We now have political parties that agree on extravagant growth and agree to overlook its major problems.  Meanwhile, the quest for constant growth keeps biting back in the inability of the economy to keep up with advertised expectations especially during regular economic downturns, in the pressure on companies to engage in harmful practices to keep profits flowing, in the tendencies to extract prosperity from powerless people or landscapes, in prospects for more efficiencies coupled with less personal contact, and in the high cost of government programs needed to cope with the side effects of all this craving for constant growth.

If we didn’t seek so much growth, there would be little need for the candidates’ policy proposals to cope with its problems.  Politics could turn to its prime goal of stimulating creativity and cooperation to sustain well-being and prevent assaults on its health.   The pioneering economic theorist John Stuart Mill observed that with less growth, there would be “as much room for improving the Art of Living and much more likelihood of its being improved.”

A media celebrity recently said, “being paid more than you’re actually worth is the American Dream.”  That’s an expression from the high wave of extravagant growth, and when expressed by a celebrity, it shows our aspirations.  This outlook sets a model for all of us smaller fry to try to live up to that overabundant standard.  And there is plenty of media attention to stars whose commodity is fame and who circulate in a whole different economy of luxury and privilege.

The nation’s first Republican President presented a different picture of the American Dream based on getting an honest day’s pay for an honest day’s work.  Abraham Lincoln recognized that people will rise and fall to different stations in life, but those differences in status should emerge, he hoped, based on equal opportunity and individual merit rather the privileges that arise from overwhelming economic power.  This vision of democratic economic life requires a government that insures fairness for all, and it calls for individuals to bring ingenuity and planning in their efforts to make their own living or become economic players in their communities or beyond.
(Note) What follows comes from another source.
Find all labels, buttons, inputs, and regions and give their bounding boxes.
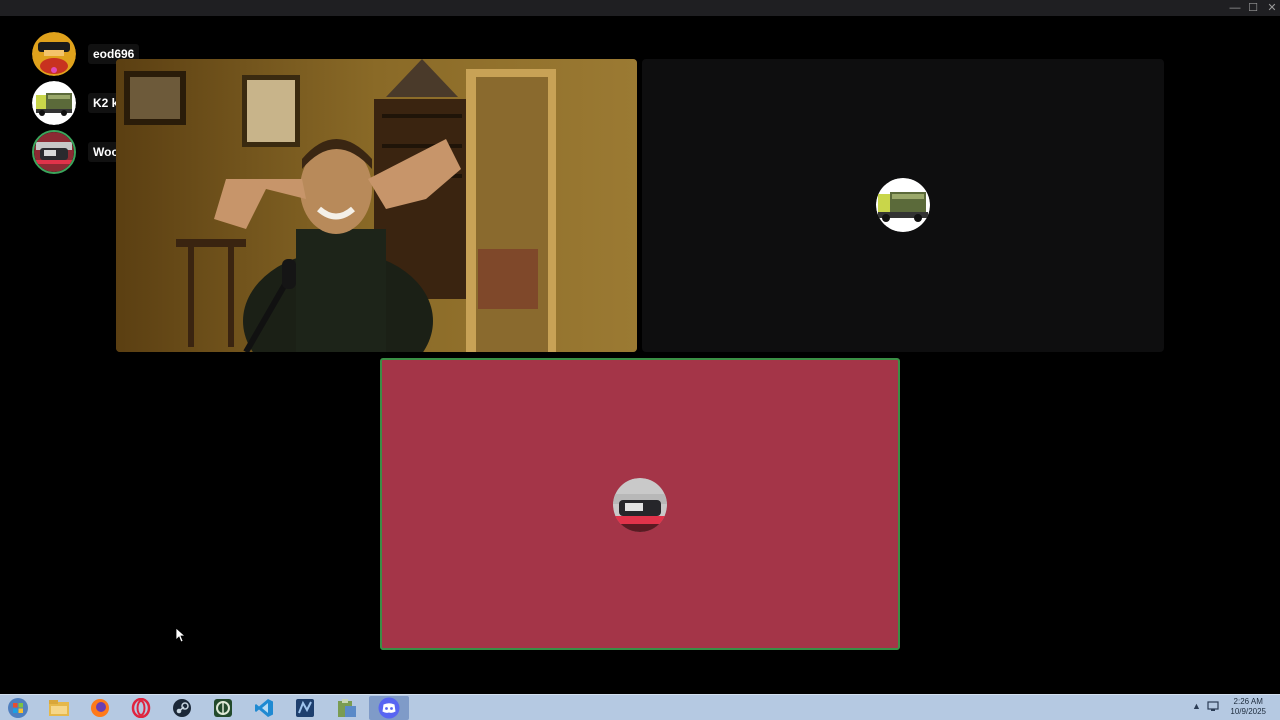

Lincoln expressed this vision at a time when many other Americans sought to achieve the American Dream by extracting their income from the work of others.  While Lincoln presented a model for healthy growth, slaveholders sought unhealthy growth through their power over slaves who extracted wealth for them.  By the early twentieth century, even any talk of such tempered approaches to growth became associated with radical challenges to the unfettered marketplace as the only American way.  Even liberals presented their moderations on market-driven economic growth as variations to insure its long-term success; for example, the Franklin Roosevelt and Harry Truman promoted New Deal and Fair Deal measures with the slogan, “if you want to live like a Republican, vote Democrat.”  By the 1990s, Bill Clinton and fellow New Democrats moderated their politics by turning away from any modifications of the path of great growth; and sure enough, it was a decade of “irrational exuberance,” in the words of then-Federal Reserve Board Chair Alan Greenspan.
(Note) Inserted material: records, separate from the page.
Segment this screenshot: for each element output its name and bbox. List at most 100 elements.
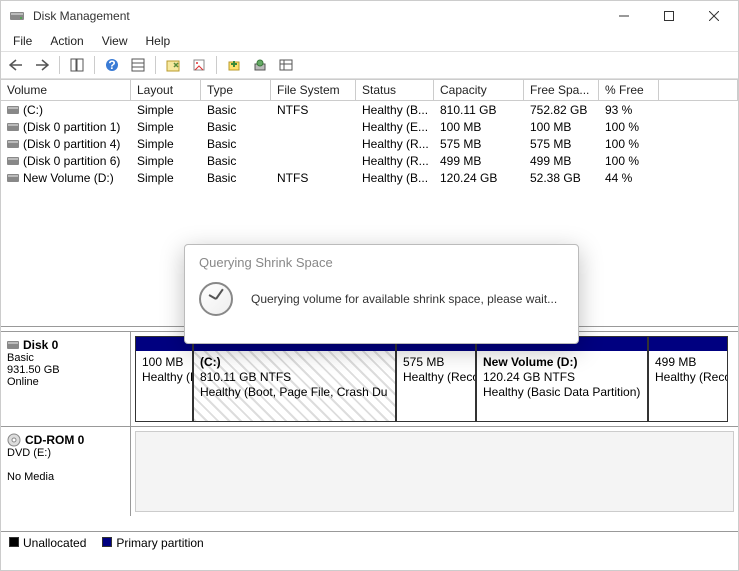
separator — [155, 56, 156, 74]
disk-row: CD-ROM 0DVD (E:) No Media — [1, 426, 738, 516]
disk-icon — [7, 341, 19, 349]
clock-icon — [199, 282, 233, 316]
disk-info[interactable]: CD-ROM 0DVD (E:) No Media — [1, 427, 131, 516]
partition-status: Healthy (Reco — [655, 370, 727, 384]
col-layout[interactable]: Layout — [131, 80, 201, 100]
partition[interactable]: (C:)810.11 GB NTFSHealthy (Boot, Page Fi… — [193, 336, 396, 422]
volume-row[interactable]: (Disk 0 partition 4) SimpleBasic Healthy (… — [1, 135, 738, 152]
help-button[interactable]: ? — [101, 54, 123, 76]
col-free-space[interactable]: Free Spa... — [524, 80, 599, 100]
volume-pct: 93 % — [599, 103, 659, 117]
volume-row[interactable]: New Volume (D:)SimpleBasicNTFSHealthy (B… — [1, 169, 738, 186]
volume-free: 499 MB — [524, 154, 599, 168]
volume-pct: 100 % — [599, 120, 659, 134]
list-view-button[interactable] — [275, 54, 297, 76]
graphical-view: Disk 0Basic931.50 GBOnline100 MBHealthy … — [1, 331, 738, 531]
svg-text:?: ? — [108, 58, 115, 72]
volume-layout: Simple — [131, 120, 201, 134]
volume-pct: 100 % — [599, 137, 659, 151]
swatch-black-icon — [9, 537, 19, 547]
disk-size: 931.50 GB — [7, 364, 124, 376]
disk-type: DVD (E:) — [7, 447, 124, 459]
maximize-button[interactable] — [646, 1, 691, 31]
partition-size: 575 MB — [403, 355, 444, 369]
legend-unallocated: Unallocated — [9, 536, 86, 550]
show-hide-tree-button[interactable] — [66, 54, 88, 76]
volume-free: 52.38 GB — [524, 171, 599, 185]
forward-button[interactable] — [31, 54, 53, 76]
separator — [94, 56, 95, 74]
partition-header — [649, 337, 727, 351]
attach-vhd-button[interactable] — [249, 54, 271, 76]
menu-file[interactable]: File — [5, 32, 40, 50]
volume-type: Basic — [201, 137, 271, 151]
dialog-title: Querying Shrink Space — [185, 245, 578, 274]
partition[interactable]: New Volume (D:)120.24 GB NTFSHealthy (Ba… — [476, 336, 648, 422]
col-blank[interactable] — [659, 80, 738, 100]
volume-status: Healthy (B... — [356, 103, 434, 117]
menu-view[interactable]: View — [94, 32, 136, 50]
partition-size: 100 MB — [142, 355, 183, 369]
legend-unallocated-label: Unallocated — [23, 536, 86, 550]
disk-name: CD-ROM 0 — [25, 433, 84, 447]
disk-icon — [7, 174, 19, 182]
partition[interactable]: 499 MBHealthy (Reco — [648, 336, 728, 422]
swatch-navy-icon — [102, 537, 112, 547]
volume-pct: 44 % — [599, 171, 659, 185]
volume-status: Healthy (E... — [356, 120, 434, 134]
volume-layout: Simple — [131, 154, 201, 168]
volume-layout: Simple — [131, 171, 201, 185]
disk-info[interactable]: Disk 0Basic931.50 GBOnline — [1, 332, 131, 426]
partition-status: Healthy (Basic Data Partition) — [483, 385, 640, 399]
volume-list-header[interactable]: Volume Layout Type File System Status Ca… — [1, 79, 738, 101]
volume-name: (Disk 0 partition 4) — [23, 137, 120, 151]
disk-icon — [7, 157, 19, 165]
disk-name: Disk 0 — [23, 338, 58, 352]
refresh-button[interactable] — [162, 54, 184, 76]
toolbar: ? — [1, 51, 738, 79]
col-percent-free[interactable]: % Free — [599, 80, 659, 100]
minimize-button[interactable] — [601, 1, 646, 31]
volume-row[interactable]: (Disk 0 partition 6)SimpleBasicHealthy (… — [1, 152, 738, 169]
volume-row[interactable]: (Disk 0 partition 1)SimpleBasicHealthy (… — [1, 118, 738, 135]
col-status[interactable]: Status — [356, 80, 434, 100]
disk-status: No Media — [7, 471, 124, 483]
partition[interactable]: 575 MBHealthy (Reco — [396, 336, 476, 422]
disk-status: Online — [7, 376, 124, 388]
partitions: 100 MBHealthy (E(C:)810.11 GB NTFSHealth… — [131, 332, 738, 426]
volume-type: Basic — [201, 103, 271, 117]
volume-capacity: 810.11 GB — [434, 103, 524, 117]
volume-status: Healthy (B... — [356, 171, 434, 185]
col-file-system[interactable]: File System — [271, 80, 356, 100]
disk-type: Basic — [7, 352, 124, 364]
window-title: Disk Management — [33, 9, 601, 23]
dialog-message: Querying volume for available shrink spa… — [251, 292, 557, 306]
settings-button[interactable] — [127, 54, 149, 76]
volume-status: Healthy (R... — [356, 137, 434, 151]
volume-capacity: 100 MB — [434, 120, 524, 134]
col-capacity[interactable]: Capacity — [434, 80, 524, 100]
shrink-dialog: Querying Shrink Space Querying volume fo… — [184, 244, 579, 344]
volume-capacity: 120.24 GB — [434, 171, 524, 185]
partition[interactable]: 100 MBHealthy (E — [135, 336, 193, 422]
volume-row[interactable]: (C:) SimpleBasicNTFSHealthy (B...810.11 G… — [1, 101, 738, 118]
close-button[interactable] — [691, 1, 736, 31]
disk-row: Disk 0Basic931.50 GBOnline100 MBHealthy … — [1, 331, 738, 426]
volume-layout: Simple — [131, 103, 201, 117]
col-type[interactable]: Type — [201, 80, 271, 100]
window-controls — [601, 1, 736, 31]
legend-primary-label: Primary partition — [116, 536, 203, 550]
menu-action[interactable]: Action — [42, 32, 91, 50]
volume-type: Basic — [201, 171, 271, 185]
legend-primary: Primary partition — [102, 536, 203, 550]
app-icon — [9, 8, 25, 24]
volume-name: (C:) — [23, 103, 43, 117]
properties-button[interactable] — [188, 54, 210, 76]
menu-help[interactable]: Help — [138, 32, 179, 50]
back-button[interactable] — [5, 54, 27, 76]
create-vhd-button[interactable] — [223, 54, 245, 76]
volume-fs: NTFS — [271, 103, 356, 117]
volume-layout: Simple — [131, 137, 201, 151]
volume-type: Basic — [201, 120, 271, 134]
col-volume[interactable]: Volume — [1, 80, 131, 100]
There is little doubt that that the current path will lead to more short-term prosperity, especially with abundant ways for the wealthiest to become wealthier.  This has left the majority of Americans deeply frustrated, not just over the current choice of candidates with high disapproval ratings, but also because of a restless sense that on our path, constant, unquestioned, extravagant growth cannot be sustained, leaving most citizens with an unhealthy future.